TL: I was not happy with my performances on the Grand Prix. I was dealing with nerves and started working with sports psychologists. I learned how to peak at the right time and train my mind to trust that I would get to where I needed to be by the end of the season.
AJ: Did you stop panicking when you’d make mistakes and know that you’d have it when you needed it?
TL: Oh no, always panicking!
AJ: Did you go into 1997 Nationals thinking you had a chance to win?
TL: I definitely thought I had a chance. I was practicing so well and was doing triple flip+triple toe and triple lutz+triple loop in the practices even though they weren’t in the program.
AJ: Were you aware of what your competitors were doing on practice sessions? Did you and Michelle try to one-up one another?
TL: I was always aware of what everyone was doing and would talk to my coaches about how good they looked. I always did better when a competition was involved. Every day had to have some sort of competition. Todd and I made bets every day. With Michelle and I, we were competitive on the ice. Most people would be surprised to be a fly on the wall when we see each other, because it isn’t like what it has been made out to be. I am so grateful that I had such an amazing competitor to motivate me. I competed against one of the greatest skaters of all time and that is something that is definitely not lost on me.
AJ: Were you aware of the drama that was taking place on the ice before your long program at ’97 Nationals? At that time, Michelle Kwan was the anointed skater and suffering a meltdown. The skating world was seemingly ending.

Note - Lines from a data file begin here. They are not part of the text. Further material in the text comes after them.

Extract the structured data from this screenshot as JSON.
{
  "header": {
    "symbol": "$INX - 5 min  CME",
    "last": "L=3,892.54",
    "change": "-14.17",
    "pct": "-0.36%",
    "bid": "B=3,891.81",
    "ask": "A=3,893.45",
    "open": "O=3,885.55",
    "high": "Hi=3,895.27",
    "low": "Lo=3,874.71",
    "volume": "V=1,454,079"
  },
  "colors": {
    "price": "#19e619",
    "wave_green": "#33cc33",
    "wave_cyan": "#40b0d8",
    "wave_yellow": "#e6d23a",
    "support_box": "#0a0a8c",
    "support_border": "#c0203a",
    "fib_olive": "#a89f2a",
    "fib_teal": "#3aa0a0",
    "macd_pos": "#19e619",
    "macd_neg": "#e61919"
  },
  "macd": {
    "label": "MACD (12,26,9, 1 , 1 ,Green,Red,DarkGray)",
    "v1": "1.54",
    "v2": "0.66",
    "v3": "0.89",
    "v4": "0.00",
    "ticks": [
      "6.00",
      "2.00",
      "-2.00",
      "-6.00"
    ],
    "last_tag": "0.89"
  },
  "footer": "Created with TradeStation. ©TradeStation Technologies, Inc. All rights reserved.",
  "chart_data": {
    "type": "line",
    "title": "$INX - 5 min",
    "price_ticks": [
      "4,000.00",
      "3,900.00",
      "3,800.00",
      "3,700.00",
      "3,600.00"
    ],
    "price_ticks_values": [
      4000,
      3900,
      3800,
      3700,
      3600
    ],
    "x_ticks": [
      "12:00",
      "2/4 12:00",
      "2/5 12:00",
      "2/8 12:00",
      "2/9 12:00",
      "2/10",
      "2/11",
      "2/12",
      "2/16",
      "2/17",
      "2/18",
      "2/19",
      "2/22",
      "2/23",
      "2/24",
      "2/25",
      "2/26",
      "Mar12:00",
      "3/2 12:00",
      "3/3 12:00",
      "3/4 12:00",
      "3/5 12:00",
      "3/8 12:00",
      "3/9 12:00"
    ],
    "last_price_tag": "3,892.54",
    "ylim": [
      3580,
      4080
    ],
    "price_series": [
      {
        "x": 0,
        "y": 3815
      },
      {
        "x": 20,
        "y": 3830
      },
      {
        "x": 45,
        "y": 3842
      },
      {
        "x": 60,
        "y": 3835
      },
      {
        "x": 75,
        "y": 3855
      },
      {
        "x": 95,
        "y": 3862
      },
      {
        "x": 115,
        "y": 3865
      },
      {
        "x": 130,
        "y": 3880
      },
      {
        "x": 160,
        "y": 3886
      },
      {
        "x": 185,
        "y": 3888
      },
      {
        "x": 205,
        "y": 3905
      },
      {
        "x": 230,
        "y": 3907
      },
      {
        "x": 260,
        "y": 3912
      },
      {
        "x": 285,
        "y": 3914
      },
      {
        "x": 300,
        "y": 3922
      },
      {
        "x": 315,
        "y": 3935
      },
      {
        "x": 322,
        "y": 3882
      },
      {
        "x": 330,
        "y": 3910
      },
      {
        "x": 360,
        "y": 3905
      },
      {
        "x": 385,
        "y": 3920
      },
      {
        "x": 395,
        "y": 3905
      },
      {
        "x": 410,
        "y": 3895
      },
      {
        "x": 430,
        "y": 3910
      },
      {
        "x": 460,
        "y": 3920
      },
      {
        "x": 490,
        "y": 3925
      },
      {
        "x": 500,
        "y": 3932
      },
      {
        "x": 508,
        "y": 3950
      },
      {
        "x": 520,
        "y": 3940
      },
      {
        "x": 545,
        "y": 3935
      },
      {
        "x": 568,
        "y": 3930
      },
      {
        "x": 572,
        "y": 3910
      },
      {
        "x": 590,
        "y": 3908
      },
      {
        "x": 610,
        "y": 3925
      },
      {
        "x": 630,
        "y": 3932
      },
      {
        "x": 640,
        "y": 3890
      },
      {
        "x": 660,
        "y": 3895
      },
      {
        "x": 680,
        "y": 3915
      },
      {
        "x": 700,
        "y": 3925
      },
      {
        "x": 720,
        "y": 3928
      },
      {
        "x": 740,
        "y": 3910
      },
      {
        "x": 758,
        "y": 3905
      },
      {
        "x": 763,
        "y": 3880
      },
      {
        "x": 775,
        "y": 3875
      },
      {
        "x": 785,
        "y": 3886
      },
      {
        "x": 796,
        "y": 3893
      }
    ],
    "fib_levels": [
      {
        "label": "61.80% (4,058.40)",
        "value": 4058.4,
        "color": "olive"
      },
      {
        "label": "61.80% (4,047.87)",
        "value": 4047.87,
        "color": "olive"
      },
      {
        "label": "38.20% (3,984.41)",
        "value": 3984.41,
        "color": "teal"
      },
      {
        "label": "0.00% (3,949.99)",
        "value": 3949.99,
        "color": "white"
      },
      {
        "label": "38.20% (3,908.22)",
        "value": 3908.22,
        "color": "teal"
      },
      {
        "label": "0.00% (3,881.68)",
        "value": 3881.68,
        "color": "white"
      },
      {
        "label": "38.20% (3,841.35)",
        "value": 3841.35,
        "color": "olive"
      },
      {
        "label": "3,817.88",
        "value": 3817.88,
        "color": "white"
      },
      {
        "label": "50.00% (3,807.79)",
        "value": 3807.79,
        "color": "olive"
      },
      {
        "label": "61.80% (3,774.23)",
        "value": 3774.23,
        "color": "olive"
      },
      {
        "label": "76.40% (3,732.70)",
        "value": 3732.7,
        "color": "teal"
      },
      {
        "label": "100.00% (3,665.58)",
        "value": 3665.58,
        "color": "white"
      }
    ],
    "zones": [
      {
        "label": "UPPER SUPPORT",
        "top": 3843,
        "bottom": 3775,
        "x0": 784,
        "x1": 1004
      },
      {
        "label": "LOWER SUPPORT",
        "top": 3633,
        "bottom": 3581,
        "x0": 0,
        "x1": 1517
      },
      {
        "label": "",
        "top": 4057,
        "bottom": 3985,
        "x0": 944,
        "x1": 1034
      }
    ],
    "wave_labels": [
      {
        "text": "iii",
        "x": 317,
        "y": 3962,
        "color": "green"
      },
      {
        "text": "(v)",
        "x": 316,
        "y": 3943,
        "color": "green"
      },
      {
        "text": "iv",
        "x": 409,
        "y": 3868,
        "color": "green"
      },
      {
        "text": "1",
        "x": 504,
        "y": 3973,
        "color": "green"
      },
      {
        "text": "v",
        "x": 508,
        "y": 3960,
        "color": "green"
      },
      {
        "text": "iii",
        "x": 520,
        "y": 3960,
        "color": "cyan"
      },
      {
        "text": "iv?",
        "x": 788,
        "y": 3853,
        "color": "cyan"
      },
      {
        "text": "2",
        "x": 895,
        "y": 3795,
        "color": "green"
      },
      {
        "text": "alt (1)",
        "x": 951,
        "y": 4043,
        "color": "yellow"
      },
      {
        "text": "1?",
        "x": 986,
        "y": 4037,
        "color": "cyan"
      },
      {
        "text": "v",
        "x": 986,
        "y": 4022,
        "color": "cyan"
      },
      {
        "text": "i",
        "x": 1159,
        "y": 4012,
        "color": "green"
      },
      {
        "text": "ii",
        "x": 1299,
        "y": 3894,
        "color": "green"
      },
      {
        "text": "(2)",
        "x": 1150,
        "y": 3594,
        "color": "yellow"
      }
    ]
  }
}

TL: I don’t even remember if I heard the marks or not, because I was already in the zone at that point. I believe I saw her skate by me looking upset, but I learned not to react like I had at Worlds.
AJ: How did that day change your life? Did you believe you could win the Olympic Gold Medal before that event?
TL: That day changed my life a lot. Before that, I was in the public eye, but it wasn’t nearly the same. Winning the Olympics was always my ultimate dream, but I never really believed it could happen the next year before I won Nationals.
AJ: Winning a major title is often a turning point for many skaters. There are some who use it as a springboard, but many are never able to do as well ever again. How were you able to handle the pressure?
TL: There is definitely a fine line with handling pressure and realizing that a title is at your fingertips. Luckily, I had a very good circle around me. I am also superstitious. I never talked about placements ever. My parents didn’t discuss placements. My coaches and I never discussed that I could win the Olympics. We knew there was a chance, but we never focused on the placement.